CELTIC's women boosted their chances of being crowned Scottish champions for the first time in their existence this afternoon when they held their nearest challengers Rangers to a 0-0 draw at Broadwood.

Elena Sadiku’s side recovered well from a disappointing first-half and were unfortunate not to net in a second-half they had by far the better of.

However, the result against Jo Potter’s team still puts them in a commanding position with three games of the 2023/24 season remaining.

They are currently level with their city rivals at the top of the SWPL 1 table – but they have a vastly superior goal difference and if they prevail in all of their remaining fixtures they will lift the trophy.  

Rangers had completed a treble at the PFA Scotland Awards in Glasgow last night with Potter, Rachel Rowe and Mia McAulay picking up the SWPL 1 Manager, Player and Young Player of the Year awards respectively.

That, though, is not the clean sweep of silverware which the Govan club are really interested in just now. The SWPL Cup winners are through to the SWF Scottish Cup final have the opportunity to lift every major honour this term. This result damaged their prospects of doing so.

The war of words between opposition managers Potter and Sadiku in the build-up to the encounter added a little bit of extra spice to proceedings.

The former had complained about the amount of time it had taken Celtic to do their pre-match huddle in their cup semi-final last month and claimed her girls had showed their superior fitness towards the end of that tie. The latter, not surprisingly, took a dim view of those remarks.

No quarter was given by either side on the field once referee Stewart Luke got proceedings underway. But this was an Old Firm derby which was distinctly lacking in the bile and bitterness of its male equivalent.

A bumper crowd turned up at a fixture which was being screened live by Sky Sports. Fans wearing blue mixed with supporters decked out in green and white in the stands without a hint of trouble. Together, they generated a party, not a toxic, atmosphere. No sectarian songs were given an airing.

Rangers’ followers were far happier than their Celtic counterparts with what they witnessed during the opening 45 minutes. The home team dominated the early exchanges and the visitors struggled to get out of their own half.

Defender Eilidh Austin struck the crossbar with a powerful shot from fully 30 yards out and striker Kirsty Howat also forced a save from goalkeeper Kelsey Daugherty with another long-range attempt.

But it was Celtic who had the best scoring opportunity of the first-half against the run of play after Murphy Agnew chipped over the heads of the Rangers defence and sent Natasha Flint through on goal. Her team mate fired just wide of the right post.

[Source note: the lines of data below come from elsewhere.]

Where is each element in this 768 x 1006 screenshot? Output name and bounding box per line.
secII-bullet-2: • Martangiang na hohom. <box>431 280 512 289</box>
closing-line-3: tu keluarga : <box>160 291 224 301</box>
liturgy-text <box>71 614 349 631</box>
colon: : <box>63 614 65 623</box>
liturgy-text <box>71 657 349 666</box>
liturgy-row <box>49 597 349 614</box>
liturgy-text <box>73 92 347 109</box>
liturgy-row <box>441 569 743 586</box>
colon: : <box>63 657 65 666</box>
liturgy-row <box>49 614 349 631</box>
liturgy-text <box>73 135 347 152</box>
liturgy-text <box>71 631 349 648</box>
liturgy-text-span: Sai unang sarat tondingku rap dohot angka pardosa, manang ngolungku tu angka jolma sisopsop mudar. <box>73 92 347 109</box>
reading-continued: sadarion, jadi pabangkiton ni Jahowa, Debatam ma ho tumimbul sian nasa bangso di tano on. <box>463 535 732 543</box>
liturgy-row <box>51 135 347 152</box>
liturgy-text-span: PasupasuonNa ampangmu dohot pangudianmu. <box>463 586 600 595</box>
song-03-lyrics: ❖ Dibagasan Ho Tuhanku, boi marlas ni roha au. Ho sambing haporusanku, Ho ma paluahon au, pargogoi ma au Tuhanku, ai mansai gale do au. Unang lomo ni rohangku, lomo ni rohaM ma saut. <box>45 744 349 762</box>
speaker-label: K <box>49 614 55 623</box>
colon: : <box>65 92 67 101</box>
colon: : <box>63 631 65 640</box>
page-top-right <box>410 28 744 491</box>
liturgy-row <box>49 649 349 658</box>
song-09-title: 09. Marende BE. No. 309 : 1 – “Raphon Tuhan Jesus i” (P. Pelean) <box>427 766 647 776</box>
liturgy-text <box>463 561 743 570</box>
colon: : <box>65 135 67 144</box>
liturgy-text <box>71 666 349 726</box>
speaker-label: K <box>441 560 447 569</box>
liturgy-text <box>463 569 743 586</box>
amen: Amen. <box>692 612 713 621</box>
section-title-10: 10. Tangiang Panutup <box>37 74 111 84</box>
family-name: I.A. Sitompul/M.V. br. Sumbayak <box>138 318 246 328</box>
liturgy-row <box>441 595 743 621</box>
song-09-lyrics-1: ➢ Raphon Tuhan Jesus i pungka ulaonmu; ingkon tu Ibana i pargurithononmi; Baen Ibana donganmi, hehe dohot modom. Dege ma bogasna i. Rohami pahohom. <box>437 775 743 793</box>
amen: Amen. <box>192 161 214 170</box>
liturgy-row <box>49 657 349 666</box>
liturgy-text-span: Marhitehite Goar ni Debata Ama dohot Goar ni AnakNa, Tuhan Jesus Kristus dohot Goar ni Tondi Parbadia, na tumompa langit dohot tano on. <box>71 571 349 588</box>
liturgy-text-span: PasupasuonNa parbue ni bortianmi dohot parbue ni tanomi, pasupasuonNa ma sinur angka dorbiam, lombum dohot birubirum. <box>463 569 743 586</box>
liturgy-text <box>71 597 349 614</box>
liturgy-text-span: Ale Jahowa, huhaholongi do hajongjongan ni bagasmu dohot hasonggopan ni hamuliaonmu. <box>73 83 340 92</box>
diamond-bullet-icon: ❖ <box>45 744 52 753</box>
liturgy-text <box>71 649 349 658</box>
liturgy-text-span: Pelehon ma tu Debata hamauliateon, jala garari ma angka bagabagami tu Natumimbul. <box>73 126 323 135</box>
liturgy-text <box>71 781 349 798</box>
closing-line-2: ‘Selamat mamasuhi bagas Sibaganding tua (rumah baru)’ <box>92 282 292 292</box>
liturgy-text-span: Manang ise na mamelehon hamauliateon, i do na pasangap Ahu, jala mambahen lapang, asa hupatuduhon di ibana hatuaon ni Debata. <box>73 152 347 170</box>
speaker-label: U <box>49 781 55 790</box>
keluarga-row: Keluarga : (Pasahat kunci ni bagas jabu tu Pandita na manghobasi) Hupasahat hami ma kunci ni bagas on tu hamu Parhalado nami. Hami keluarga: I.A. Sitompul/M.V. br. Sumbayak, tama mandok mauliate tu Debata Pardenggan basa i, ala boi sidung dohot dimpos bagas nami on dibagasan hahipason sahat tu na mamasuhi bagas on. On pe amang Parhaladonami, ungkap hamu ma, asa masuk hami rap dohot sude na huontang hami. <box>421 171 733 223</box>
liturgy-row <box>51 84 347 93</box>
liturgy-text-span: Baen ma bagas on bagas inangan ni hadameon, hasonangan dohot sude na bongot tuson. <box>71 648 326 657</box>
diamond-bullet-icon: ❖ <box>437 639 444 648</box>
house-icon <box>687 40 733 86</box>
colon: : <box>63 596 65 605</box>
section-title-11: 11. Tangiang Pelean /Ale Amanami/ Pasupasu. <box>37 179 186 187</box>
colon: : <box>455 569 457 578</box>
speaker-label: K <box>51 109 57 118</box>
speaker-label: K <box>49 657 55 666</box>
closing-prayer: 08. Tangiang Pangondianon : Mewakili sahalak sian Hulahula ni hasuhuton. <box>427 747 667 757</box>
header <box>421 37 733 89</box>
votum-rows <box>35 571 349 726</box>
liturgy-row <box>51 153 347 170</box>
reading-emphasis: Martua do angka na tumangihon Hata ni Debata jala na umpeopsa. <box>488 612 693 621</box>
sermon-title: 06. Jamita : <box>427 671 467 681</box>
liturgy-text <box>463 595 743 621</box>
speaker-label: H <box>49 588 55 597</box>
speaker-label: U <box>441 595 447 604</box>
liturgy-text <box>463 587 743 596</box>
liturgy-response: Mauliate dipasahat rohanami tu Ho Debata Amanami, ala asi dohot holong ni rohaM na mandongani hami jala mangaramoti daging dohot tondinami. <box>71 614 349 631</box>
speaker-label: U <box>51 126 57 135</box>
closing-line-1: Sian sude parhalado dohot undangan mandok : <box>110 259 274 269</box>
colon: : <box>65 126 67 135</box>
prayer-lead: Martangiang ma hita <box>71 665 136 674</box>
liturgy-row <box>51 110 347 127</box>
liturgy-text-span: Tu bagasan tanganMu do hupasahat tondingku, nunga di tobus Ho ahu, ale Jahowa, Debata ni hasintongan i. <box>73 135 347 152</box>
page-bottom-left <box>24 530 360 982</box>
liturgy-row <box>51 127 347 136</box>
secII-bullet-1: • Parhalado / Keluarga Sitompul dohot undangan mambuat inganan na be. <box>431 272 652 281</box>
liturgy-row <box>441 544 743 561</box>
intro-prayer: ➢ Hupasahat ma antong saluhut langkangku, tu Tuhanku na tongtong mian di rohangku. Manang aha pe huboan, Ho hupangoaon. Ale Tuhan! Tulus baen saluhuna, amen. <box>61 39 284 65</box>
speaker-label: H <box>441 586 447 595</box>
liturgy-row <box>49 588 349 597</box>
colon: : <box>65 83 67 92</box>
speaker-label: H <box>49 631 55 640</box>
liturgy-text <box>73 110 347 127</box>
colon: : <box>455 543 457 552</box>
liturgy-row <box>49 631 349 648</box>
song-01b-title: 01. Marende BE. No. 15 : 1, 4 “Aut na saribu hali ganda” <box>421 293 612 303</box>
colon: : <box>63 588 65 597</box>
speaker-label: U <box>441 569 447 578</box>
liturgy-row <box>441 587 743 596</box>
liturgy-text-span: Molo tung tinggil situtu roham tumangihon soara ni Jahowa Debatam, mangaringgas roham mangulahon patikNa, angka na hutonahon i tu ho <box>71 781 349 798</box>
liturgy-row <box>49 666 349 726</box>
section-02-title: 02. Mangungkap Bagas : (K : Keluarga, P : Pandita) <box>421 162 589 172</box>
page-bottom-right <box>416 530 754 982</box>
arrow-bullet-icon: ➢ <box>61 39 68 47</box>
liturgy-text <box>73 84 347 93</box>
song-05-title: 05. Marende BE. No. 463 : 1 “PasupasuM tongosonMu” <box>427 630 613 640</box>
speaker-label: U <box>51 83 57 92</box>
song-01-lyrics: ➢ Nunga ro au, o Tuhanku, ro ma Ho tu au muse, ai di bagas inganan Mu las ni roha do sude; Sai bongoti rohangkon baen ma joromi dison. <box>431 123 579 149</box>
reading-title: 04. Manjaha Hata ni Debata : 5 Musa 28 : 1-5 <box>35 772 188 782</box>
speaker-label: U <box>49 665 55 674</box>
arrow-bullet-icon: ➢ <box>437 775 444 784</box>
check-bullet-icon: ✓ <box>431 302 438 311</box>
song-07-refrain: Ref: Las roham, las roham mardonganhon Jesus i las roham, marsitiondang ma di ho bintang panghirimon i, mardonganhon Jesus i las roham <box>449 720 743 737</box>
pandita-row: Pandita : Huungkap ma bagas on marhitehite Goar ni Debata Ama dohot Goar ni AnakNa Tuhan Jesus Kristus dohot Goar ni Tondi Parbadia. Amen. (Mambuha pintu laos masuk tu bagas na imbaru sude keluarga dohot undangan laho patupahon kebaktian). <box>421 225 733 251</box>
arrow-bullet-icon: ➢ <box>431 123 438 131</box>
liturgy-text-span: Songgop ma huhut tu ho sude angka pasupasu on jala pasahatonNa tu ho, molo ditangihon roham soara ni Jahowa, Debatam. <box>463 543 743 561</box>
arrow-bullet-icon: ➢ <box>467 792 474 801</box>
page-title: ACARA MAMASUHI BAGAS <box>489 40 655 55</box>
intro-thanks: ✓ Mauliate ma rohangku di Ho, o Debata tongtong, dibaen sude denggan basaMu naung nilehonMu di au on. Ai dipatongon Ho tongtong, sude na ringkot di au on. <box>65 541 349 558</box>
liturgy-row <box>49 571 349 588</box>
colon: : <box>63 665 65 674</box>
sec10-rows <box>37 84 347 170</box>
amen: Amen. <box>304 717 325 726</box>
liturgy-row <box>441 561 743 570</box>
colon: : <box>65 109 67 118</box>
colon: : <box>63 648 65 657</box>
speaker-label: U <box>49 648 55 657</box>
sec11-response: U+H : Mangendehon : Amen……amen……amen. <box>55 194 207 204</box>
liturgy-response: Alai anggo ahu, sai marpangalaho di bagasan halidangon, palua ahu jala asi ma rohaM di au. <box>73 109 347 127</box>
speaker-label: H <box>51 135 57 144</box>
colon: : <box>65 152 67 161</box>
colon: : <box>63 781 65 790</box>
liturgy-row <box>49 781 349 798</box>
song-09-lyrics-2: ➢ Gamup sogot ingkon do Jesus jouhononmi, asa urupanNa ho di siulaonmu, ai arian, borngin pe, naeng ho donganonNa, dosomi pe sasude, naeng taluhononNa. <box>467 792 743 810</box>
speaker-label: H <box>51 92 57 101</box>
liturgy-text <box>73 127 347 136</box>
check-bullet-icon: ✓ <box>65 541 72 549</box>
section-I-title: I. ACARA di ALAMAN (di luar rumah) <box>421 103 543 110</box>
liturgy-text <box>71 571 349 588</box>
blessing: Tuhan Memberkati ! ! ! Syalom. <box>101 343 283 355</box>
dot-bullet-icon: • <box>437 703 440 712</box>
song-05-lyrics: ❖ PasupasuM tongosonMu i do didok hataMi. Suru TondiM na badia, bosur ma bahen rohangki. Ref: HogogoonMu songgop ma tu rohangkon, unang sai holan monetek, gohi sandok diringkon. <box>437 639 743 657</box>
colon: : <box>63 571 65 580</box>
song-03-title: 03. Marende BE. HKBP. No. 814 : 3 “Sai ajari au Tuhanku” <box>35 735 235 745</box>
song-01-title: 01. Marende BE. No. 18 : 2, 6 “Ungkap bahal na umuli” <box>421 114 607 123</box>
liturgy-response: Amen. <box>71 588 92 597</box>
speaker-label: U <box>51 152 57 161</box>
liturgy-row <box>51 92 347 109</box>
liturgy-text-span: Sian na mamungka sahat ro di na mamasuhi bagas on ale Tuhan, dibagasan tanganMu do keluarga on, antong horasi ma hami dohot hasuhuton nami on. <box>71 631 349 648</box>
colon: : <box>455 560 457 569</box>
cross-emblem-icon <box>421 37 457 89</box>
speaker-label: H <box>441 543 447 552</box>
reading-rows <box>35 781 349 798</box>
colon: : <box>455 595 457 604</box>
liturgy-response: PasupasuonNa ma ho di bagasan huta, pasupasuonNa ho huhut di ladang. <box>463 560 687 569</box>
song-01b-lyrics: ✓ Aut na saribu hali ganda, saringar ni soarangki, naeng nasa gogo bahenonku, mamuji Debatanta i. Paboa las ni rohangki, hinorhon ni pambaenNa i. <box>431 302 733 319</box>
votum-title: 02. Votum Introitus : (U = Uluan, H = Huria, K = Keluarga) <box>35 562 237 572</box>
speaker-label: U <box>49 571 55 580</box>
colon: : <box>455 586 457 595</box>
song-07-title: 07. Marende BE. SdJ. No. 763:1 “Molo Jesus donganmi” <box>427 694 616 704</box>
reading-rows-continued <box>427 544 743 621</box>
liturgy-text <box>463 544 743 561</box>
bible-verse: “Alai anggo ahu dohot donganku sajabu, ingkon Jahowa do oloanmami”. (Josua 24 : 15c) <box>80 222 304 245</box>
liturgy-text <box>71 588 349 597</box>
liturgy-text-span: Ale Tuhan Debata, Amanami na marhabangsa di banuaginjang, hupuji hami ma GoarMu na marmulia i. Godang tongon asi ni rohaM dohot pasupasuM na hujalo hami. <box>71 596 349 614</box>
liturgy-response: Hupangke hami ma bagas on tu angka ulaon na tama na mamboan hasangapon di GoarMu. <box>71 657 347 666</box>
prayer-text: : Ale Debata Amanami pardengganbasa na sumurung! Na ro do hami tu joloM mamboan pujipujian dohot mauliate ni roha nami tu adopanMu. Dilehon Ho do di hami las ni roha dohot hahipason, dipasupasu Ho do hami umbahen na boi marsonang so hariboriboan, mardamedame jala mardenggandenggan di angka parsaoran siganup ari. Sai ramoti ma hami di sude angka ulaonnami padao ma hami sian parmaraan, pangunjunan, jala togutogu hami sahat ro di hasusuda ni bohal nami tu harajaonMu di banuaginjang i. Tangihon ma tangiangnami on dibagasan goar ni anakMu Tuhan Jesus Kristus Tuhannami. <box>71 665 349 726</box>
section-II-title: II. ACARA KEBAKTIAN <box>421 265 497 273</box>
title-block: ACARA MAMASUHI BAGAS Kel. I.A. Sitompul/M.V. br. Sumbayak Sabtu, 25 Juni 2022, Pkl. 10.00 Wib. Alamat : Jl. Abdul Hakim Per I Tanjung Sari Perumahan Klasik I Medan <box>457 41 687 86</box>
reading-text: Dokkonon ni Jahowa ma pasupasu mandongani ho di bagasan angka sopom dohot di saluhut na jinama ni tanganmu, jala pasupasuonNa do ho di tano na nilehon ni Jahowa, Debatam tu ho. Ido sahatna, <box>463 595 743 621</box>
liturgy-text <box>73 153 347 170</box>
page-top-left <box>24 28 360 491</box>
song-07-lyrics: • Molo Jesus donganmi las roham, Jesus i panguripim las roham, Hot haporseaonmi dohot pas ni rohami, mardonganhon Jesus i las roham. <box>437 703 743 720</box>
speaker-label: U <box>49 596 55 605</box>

That chance seemed to rouse Kelly Clark and her team mates to life. They started the second-half far more brightly and Victoria Esson did well to hold a deflected Flint attempt.

Esson then tipped a goal-bound Flint effort after the striker had been supplied in the opposition area by Lucy Ashworth-Clifford.

Potter threw on Kathy Hill and Brogan Hay for Austin and Rowe respectively in a bid to get her side back into the game.

She made a triple substitution in the closing stages – Sarah Ewens replaced Rio Hardy, Rachel McLaughlan took over from Tessel Middag and Jane Ross allowed Howat to go off. McAulay struck the crossbar at the end of regulation time.

But it was not to be Rangers’ day and it was the Celtic players and supporters who celebrated at the end of the 90 minutes.

Celtic have to play Partick Thistle, Hearts and Hibernian while Rangers still have to face defending champions Glasgow City away as well as Hibs and Thistle. There is still a lot of football to be played by both teams before anything is decided.

But it is very much advantage Celtic.